We initially intended to evaluate differences in signal- and contrast-to-noise ratios (SNR and CNR) of both pulse sequences as well. At 1.5 T good noise estimates could be made using the technique described by Constantinides et al. [24]. However, this method did not work at 3.0 T due to a different reconstruction algorithm, even without parallel imaging, and by switching off clear and image enhancement filters. Subtraction methods with two consecutive scans to estimate noise are inaccurate in a mobile tissue as the heart [25]. Other methods were beyond the scope of this initial study. Despite the fact that SNR’s and CNR’s were therefore omitted from this study, it is interesting to mention that an important reason for inferior quality of LGE images at 3.0 T was that infarcted myocardium was sometimes difficult to delineate from the left ventricular cavity (Fig. 4).

Fig. 4

Short axis LGE images 15 min after injection of contrast at 3.0 T (A) and 1.5 T (B), in different patients. Visual assessment of infarct extent and location was more difficult at 3.0 T than at 1.5 T, since it was sometimes difficult to delineate infarcted myocardium from the left ventricular cavity at 3.0 T

We used the same contrast agent and dose at both field strengths. The contrast dose has been optimized for 1.5 T in the past [26, 27], but might be different at 3.0 T as T1 relaxation rates are in general field strength dependent. However, a recent study of Sharma and colleagues showed that there were only minor differences in post contrast myocardial T1 relaxation times between 1.5 T and 3.0 T, using a contrast dose of 0.2 mmol/kg [28]. As long as inversion times are set appropriately at each field strength as done in this study, it is not to be expected that significant differences in LGE image quality are caused by contrast dose effects.

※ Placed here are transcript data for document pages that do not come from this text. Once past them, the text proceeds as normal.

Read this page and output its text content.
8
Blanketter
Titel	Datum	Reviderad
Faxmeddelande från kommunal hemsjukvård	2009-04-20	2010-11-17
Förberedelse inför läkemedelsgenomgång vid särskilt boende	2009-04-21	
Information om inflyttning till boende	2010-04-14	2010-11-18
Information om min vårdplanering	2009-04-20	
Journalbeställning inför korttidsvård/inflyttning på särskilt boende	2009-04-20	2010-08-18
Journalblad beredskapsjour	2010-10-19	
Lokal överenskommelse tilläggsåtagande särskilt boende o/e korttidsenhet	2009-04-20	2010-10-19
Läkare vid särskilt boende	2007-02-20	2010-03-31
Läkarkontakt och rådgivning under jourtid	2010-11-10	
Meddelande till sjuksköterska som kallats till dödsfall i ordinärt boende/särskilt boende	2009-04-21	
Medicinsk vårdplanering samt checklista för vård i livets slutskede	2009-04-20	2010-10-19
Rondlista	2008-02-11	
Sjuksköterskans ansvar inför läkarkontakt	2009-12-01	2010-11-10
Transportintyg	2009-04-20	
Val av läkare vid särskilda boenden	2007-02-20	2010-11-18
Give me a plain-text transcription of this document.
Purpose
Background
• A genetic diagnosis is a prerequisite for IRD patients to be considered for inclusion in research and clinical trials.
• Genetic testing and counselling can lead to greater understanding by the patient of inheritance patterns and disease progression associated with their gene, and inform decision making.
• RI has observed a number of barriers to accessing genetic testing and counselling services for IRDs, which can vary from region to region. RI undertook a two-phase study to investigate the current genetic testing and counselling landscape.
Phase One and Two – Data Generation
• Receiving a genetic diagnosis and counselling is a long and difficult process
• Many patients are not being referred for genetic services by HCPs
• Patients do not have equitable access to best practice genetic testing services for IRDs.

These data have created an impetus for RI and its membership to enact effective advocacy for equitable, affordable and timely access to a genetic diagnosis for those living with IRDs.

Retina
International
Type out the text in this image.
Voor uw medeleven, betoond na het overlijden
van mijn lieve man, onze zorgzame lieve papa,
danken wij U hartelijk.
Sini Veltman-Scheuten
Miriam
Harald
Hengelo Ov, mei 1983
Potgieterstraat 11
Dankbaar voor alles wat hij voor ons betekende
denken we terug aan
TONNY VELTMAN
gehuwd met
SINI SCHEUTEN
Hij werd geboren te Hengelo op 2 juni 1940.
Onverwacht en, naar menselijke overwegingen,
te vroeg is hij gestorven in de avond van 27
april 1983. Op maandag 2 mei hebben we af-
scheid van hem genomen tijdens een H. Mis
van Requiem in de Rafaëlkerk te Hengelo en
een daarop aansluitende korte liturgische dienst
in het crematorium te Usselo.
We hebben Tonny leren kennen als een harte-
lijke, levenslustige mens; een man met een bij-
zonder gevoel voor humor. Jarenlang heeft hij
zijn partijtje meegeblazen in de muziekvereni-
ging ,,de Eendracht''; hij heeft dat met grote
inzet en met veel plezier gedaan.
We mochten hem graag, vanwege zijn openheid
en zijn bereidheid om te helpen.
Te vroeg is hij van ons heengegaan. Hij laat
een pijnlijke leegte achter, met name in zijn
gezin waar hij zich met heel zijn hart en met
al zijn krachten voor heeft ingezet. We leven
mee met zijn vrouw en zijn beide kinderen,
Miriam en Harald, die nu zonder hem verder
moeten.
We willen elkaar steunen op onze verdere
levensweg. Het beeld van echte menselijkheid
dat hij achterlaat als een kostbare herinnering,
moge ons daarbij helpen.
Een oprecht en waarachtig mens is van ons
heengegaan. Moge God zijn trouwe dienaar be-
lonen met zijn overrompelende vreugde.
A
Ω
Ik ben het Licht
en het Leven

In conclusion, our study demonstrates that it is safe and feasible to perform CMR scanning at 3.0 T in the acute and chronic phase after MI in patients treated with primary stenting. Although cine imaging at 3.0 T is of sufficient quality for clinical use, quantitative assessment is less reliable compared to 1.5 T, mainly due to dark band, flow and stent artifacts. Further optimization of pulse sequences at 3.0 T is essential to make 3.0 T CMR scanning suitable for clinical cardiology.

Limitations

The use of different MR systems, from different vendors, with different coils and sequence parameters, of course introduces confounding factors for a comparison. However, the sequences were optimized for their field strength to evaluate safety, feasibility and image quality rather than technical differences. A second limitation is that patients did not undergo a CMR examination at both 1.5 T and 3.0 T. Because the MR systems were on two different locations, it was not feasible to study the same patient twice in the acute phase after MI.